Chili Peppers, Happy Mondays, Leftfield On Tap For UK Festival Season

Also coming to Britain this summer are two events inspired by solar eclipse.

WOLVERHAMPTON, England — Metallica and Marilyn Manson dazzled hard-rock fans at the Big Day Out festival in Milton Keynes, England.

Blur, Massive Attack and the Manic Street Preachers took the main stage at T in the Park in Scotland.

Pop singer Ronan Keating of Boyzone competed for the spotlight with rowdy rocker Shane MacGowan and Canadian cut-ups the Barenaked Ladies at Fleadh in London.

That's all evidence it's UK festival season, which moved into high gear last weekend. And there's a lot more still to come in a summer season that will be marked by such old standbys as the massive Reading and Leeds Festival — formerly just the Reading Festival — in August, as well as a couple of upstarts inspired by a coming solar eclipse.

The southernmost part of England, including Devon and Cornwall, will experience an eclipse Aug. 11. Coinciding with that event are the Lizard festival, Aug. 7–14 on Cornwall's Lizard Peninsula, and Moonshadow, Aug. 7–15 in Cornwall's Whitsand Bay.

At Lizard, rockers Kula Shaker, the Levellers and James will be complemented by DJ sets from Leftfield and Sonic Mook Experiment.

"We do have a big music lineup and two all-nighters licensed [for the DJs], but the festival is all about having fun," said Michael Saunders, a Web designer for Aurora Interactive, which is managing Lizard. The festival also will include "workshops ... a beach and barbecues," he said.

Moonshadow will provide plenty of distractions to go along with its lineup, which includes veteran Irish rocker Van Morrison — who played Fleadh last weekend — and the Abba tribute band Bjorn Again. Among them will be an amusement-park attraction advertised as "Britain's largest death slide."

"What sets Moonshadow apart from other festivals is that it's not a dance-music event, except for the finale on the Friday night," Moonshadow spokesperson Jane Osborne said. "It'll be like a mini-Glastonbury!"

The massive Glastonbury Festival, held three weeks ago in Pilton, England, featured such major acts as rockers R.E.M. and Radiohead, techno veterans Orbital and soul singer Al Green. For the first time in three years it didn't rain.

The granddaddy of UK festivals, the Reading and Leeds Festival, which began as the Reading Jazz Festival in the 1960s, will bring the Red Hot Chili Peppers, the Offspring, the Chemical Brothers, Charlatans, Blur and other major bands to stages in Reading (Aug. 27–29) and Leeds (Aug. 28–30).

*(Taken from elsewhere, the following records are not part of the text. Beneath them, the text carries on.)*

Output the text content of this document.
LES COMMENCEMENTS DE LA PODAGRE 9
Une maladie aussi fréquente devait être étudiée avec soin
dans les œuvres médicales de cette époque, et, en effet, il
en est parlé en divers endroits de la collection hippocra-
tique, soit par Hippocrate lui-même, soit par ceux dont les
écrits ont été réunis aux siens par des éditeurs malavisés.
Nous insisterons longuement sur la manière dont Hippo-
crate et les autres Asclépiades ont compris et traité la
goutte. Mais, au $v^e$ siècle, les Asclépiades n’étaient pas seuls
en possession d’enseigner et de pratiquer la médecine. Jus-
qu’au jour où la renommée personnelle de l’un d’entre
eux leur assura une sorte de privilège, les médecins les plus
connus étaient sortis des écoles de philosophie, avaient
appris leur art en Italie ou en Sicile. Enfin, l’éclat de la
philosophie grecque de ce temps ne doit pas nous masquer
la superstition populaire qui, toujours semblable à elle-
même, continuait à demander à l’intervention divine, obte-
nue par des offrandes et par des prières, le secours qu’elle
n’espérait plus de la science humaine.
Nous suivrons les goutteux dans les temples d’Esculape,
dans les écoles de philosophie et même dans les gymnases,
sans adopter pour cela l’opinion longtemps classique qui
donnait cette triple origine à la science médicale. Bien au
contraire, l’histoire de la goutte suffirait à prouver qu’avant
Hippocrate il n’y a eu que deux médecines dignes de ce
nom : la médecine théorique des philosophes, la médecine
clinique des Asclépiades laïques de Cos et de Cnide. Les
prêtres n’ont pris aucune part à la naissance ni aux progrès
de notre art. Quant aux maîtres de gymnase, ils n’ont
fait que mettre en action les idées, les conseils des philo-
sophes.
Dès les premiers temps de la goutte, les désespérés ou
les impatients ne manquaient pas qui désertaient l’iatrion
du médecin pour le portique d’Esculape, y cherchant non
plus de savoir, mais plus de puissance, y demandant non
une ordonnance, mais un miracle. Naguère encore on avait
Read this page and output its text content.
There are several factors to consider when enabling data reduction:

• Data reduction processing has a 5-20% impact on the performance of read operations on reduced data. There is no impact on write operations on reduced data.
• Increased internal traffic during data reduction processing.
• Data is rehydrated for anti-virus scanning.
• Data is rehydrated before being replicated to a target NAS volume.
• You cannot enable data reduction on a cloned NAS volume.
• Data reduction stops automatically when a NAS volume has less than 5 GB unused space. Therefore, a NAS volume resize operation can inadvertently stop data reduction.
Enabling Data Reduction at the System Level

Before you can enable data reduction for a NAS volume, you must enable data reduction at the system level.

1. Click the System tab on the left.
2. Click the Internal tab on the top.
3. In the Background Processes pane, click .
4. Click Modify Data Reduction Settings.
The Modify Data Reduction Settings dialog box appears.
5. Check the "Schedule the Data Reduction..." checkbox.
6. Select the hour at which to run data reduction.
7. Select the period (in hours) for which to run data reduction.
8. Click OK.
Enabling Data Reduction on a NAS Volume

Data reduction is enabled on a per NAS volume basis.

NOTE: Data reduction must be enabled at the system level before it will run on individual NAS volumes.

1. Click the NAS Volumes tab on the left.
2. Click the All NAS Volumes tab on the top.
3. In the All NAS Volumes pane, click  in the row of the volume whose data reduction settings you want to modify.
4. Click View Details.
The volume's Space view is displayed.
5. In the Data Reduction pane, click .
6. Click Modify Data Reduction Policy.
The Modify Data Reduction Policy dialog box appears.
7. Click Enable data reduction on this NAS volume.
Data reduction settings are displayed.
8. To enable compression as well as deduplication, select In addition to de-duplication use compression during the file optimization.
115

Not quite as big, but also loaded with major bands, is V99, which happens a week earlier and also occurs at two sites — Weston Park, Staffordshire, and Hylands Park, Chelmsford. The Brit-pop-heavy lineup for the Aug. 21–22 festival includes the Manic Street Preachers, Happy Mondays, London Suede and Supergrass. The event, run by Virgin Entertainment, claims to have the festival season's shortest bathroom queues.

"V99 is not as big as Glastonbury," festival publicist Claire Craven said. "The stages are fairly close together. We get knocked for it — people say it's too commercialized, too civilized, but we sell out every year." To sweeten the deal, Virgin is offering free rail transport to the Staffordshire site.

One of the drawbacks of most big festivals is that with multiple stages it's impossible to see all the bands. Alexis McDermott, 16, of Kilmarnock, Scotland, missed UK rockers Gomez at last weekend's T in the Park because they were competing with Blur. "Such is the downfall of festivals," she said.

Otherwise, McDermott said, "It was amazing. The weather was gorgeous, the bands were great, and ... the vibe was so laid-back and summery!"

Big Day Out, by contrast, featured high-energy sets from Metallica, who played such songs as "Seek and Destroy" and "Welcome Home (Sanitarium)" (RealAudio excerpt) surrounded by pyrotechnic displays, and Marilyn Manson, who, in addition to performing such Mechanical Animals material as "The Dope Show" (RealAudio excerpt), gave the moshing crowd a detailed view of his behind through ripped trousers.

"Although Big Day Out does have many attractions and two stages, it's still principally a large arena show," said Tony Wilson, program director for the Rock Radio Network, which broadcast live from the event. "Big Day Out is quite specifically one kind of music, whilst Glastonbury is, well, it's more of a country fair."

A couple of other upcoming UK festivals — Creamfields, in Liverpool on Aug. 28, and Homelands, near Edinburgh on Sept. 4 — cater to hard-core dance buffs.